1. Technical Field
The present disclosure relates to a memory device, and more particularly, to a nonvolatile semiconductor memory device.
2. Discussion of the Related Art
In order to store more information in a memory device, the number of memory cells arranged in a matrix of intersecting word lines and bit lines is increased. A semiconductor memory chip of a 100 Mbit-class is commonly used and methods of its use tend to be varied and complex. Therefore, in order to efficiently utilize a main memory, operation management for the main memory may be performed. For example, information on software for a mapping operation of a memory map may be controlled. Information on hardware of a memory array may be modified due to a redundant configuration. These actions may be executed separate from user memory operations.
Therefore, condition data used to manage the main memory is stored in a management memory and is installed separately from the man memory. The condition data is protected from user manipulation. Also, since operation management for a memory is performed before a user performs an operation, management memory should be capable of operating at a high speed (relative to the read speed) without an operation error.
FIG. 4 is a circuit diagram of a conventional memory.
Referring to FIG. 4, four memory cells 1 through 4 forming 1 bit are formed in intersection points between four bit lines 5 through 8 and a word line 18, respectively. The four bit lines 5 through 8 are connected to source terminals of bit line select transistors 9 through 12, respectively. Drain terminals of the bit line select transistors 9 through 12 are connected to a source terminal of a bit line group select transistor 13. A gate terminal of the bit line group select transistor 13 and gate terminals of the bit line select transistors 9 through 12 are connected to a bit select circuit 15 through select lines 16 and 17, respectively, and a drain terminal of the bit line group select transistor 13 is connected to a read circuit 14-1.

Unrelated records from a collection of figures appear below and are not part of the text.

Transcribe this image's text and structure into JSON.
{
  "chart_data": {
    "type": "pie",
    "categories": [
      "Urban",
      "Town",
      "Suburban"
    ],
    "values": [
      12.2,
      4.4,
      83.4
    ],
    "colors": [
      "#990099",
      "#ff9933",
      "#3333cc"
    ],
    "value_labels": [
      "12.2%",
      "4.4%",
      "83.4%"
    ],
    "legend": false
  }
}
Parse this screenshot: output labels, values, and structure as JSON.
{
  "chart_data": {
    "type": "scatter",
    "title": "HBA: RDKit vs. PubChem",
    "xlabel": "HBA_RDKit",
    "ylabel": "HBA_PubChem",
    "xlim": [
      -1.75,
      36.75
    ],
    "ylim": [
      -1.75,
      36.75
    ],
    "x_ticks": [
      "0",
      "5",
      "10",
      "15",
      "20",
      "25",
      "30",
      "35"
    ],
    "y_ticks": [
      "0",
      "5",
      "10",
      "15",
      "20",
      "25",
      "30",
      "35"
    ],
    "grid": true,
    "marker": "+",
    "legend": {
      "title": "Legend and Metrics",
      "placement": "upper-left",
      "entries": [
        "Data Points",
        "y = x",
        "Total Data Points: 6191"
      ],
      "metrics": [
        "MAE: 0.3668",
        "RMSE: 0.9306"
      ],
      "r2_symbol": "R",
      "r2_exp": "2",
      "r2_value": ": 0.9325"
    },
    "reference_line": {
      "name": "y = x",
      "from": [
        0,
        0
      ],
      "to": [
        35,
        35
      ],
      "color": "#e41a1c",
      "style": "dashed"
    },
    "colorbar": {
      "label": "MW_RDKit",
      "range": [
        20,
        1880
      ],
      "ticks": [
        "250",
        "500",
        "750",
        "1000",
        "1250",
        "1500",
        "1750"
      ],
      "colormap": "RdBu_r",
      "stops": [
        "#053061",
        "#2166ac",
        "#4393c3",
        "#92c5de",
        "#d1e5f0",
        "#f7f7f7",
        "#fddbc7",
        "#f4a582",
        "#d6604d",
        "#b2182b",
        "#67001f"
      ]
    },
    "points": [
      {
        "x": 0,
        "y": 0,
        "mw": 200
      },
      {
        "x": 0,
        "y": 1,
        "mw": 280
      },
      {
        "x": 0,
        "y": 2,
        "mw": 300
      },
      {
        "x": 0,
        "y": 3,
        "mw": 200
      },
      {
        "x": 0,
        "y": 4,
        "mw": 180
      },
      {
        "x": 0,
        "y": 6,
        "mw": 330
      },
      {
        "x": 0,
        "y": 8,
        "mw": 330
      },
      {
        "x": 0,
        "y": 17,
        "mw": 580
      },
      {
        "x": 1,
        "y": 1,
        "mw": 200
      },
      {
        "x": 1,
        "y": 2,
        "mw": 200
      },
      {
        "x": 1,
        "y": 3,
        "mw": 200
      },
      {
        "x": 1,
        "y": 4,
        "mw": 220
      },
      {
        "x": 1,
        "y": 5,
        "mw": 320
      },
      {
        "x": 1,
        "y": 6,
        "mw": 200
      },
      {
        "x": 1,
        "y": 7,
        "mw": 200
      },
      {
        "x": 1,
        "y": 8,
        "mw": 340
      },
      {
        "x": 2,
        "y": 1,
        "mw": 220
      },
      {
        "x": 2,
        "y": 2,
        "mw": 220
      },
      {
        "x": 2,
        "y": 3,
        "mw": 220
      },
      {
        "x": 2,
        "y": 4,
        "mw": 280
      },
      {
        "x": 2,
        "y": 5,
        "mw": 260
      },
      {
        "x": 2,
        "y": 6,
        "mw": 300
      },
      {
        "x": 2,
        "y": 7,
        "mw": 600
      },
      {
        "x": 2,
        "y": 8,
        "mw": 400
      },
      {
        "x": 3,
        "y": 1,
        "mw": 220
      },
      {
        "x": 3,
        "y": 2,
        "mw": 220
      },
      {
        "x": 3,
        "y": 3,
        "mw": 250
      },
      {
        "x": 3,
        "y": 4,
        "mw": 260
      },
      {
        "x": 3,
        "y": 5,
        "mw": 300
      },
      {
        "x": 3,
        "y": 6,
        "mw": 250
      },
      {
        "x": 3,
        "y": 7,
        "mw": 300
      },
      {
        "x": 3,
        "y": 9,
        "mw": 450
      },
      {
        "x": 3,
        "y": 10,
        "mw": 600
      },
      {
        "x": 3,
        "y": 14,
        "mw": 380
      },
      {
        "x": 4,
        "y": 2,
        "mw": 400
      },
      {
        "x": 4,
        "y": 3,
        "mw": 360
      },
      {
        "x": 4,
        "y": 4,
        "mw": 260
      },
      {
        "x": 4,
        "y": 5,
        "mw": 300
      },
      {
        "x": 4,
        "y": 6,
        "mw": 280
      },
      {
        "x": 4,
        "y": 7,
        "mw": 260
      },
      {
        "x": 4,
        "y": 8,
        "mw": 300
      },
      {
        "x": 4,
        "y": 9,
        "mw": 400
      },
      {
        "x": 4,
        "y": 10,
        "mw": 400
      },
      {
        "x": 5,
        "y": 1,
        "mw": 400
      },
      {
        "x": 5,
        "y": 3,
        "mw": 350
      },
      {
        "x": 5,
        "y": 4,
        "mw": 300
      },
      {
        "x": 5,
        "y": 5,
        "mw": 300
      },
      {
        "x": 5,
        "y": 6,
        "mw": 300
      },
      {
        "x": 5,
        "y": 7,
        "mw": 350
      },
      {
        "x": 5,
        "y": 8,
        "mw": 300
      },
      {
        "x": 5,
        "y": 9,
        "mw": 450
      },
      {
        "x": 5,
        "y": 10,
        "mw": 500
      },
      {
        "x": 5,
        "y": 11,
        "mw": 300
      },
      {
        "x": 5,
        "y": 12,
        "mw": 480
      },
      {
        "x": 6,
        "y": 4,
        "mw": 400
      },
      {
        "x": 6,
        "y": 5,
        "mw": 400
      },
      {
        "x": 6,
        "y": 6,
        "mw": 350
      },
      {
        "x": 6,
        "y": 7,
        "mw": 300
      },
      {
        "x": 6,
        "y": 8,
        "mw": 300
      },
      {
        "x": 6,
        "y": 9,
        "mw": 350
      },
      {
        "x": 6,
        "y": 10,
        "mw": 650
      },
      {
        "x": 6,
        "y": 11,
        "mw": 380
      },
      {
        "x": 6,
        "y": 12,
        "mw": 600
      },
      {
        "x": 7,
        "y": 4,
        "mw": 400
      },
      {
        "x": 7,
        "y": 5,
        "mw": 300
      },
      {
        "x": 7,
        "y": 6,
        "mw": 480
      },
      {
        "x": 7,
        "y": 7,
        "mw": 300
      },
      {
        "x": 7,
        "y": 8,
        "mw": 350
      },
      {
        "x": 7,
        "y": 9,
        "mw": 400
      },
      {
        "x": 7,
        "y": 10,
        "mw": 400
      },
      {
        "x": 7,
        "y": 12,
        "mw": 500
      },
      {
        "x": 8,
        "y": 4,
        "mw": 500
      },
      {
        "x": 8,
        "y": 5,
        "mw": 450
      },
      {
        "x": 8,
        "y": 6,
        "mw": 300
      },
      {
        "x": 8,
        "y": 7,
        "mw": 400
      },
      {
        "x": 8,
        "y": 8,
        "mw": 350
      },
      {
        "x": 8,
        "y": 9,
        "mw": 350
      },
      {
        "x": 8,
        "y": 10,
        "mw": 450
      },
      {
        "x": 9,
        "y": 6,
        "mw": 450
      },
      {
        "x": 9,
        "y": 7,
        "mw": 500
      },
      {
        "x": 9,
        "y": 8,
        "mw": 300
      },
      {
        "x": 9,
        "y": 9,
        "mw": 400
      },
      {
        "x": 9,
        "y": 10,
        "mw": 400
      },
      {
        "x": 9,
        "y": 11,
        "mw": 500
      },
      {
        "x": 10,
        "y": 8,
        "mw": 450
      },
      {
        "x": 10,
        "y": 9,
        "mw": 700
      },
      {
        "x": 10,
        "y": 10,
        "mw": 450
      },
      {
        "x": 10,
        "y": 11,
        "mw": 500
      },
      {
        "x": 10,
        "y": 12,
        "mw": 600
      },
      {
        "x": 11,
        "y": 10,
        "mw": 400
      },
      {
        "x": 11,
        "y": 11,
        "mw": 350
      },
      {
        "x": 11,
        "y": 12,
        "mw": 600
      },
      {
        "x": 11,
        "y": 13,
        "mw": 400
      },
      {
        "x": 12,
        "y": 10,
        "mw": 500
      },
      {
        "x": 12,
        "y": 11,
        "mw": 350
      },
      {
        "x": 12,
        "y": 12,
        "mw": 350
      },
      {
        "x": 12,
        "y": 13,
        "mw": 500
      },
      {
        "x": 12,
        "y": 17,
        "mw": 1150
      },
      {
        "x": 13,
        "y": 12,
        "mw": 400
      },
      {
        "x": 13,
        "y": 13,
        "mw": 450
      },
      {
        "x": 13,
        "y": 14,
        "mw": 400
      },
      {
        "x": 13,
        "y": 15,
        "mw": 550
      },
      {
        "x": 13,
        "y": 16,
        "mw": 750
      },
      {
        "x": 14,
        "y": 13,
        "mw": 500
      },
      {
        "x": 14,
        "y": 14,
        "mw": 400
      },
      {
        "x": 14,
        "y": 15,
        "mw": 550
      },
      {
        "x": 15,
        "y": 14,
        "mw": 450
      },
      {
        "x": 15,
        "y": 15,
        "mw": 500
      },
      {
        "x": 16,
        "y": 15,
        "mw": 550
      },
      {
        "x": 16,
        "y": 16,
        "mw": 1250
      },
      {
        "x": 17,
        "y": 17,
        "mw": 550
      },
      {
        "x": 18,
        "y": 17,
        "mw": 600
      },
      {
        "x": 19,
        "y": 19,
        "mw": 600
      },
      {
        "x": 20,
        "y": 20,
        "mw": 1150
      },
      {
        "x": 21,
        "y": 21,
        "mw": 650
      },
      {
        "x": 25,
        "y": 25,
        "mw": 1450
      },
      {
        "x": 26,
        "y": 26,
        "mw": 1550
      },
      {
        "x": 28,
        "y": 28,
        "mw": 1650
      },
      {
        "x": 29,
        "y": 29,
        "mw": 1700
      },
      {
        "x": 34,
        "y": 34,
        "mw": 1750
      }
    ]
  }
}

The word line 18 is connected to a word driver 19, and dummy word lines 20 are connected to a Vss. Vss lines 21 are Vss lines of the memory cells and run in a word line direction. A coupling capacitance 22 between bit lines represents a line capacitance of adjacent bit lines between cell arrays forming 1 bit respectively. In FIG. 4, as the memory cells 1 through 4 form 1 bit, a plurality of bits are formed in one word line.
For example, when memory cells corresponding to 2 bits connected to read circuits 14-1 and 14-2 are read and selected by the bit select circuit 15 and the word driver 19, read signals of the memory cells 1 through 4 driven by the word driver 19 are input to the read circuit 14-1 through the bit line select transistors 9 through 12. The bit line group select transistor 13 is selected by the bit lines 5 through 8 and the bit select circuit 15 respectively. Similarly, read signals of the adjacent memory cells are input to the read circuit 14-2.
During a read operation, a read signal of the bit line 8 and a read signal of the adjacent bit line interfere with each other through the coupling capacitance 22 between bit lines, and thus input signals of the read circuits 14-1 and 14-2 affect each other as a noise. Therefore, due to a noise from the adjacent bit line, the plurality of memory cells may not be read at a sufficiently high read speed and operational error may not be adequately prevented. An example of a nonvolatile semiconductor memory device that seeks to prevent variation of one bit line from affecting other bit line is Japanese Patent Publication No. HEI9-245493.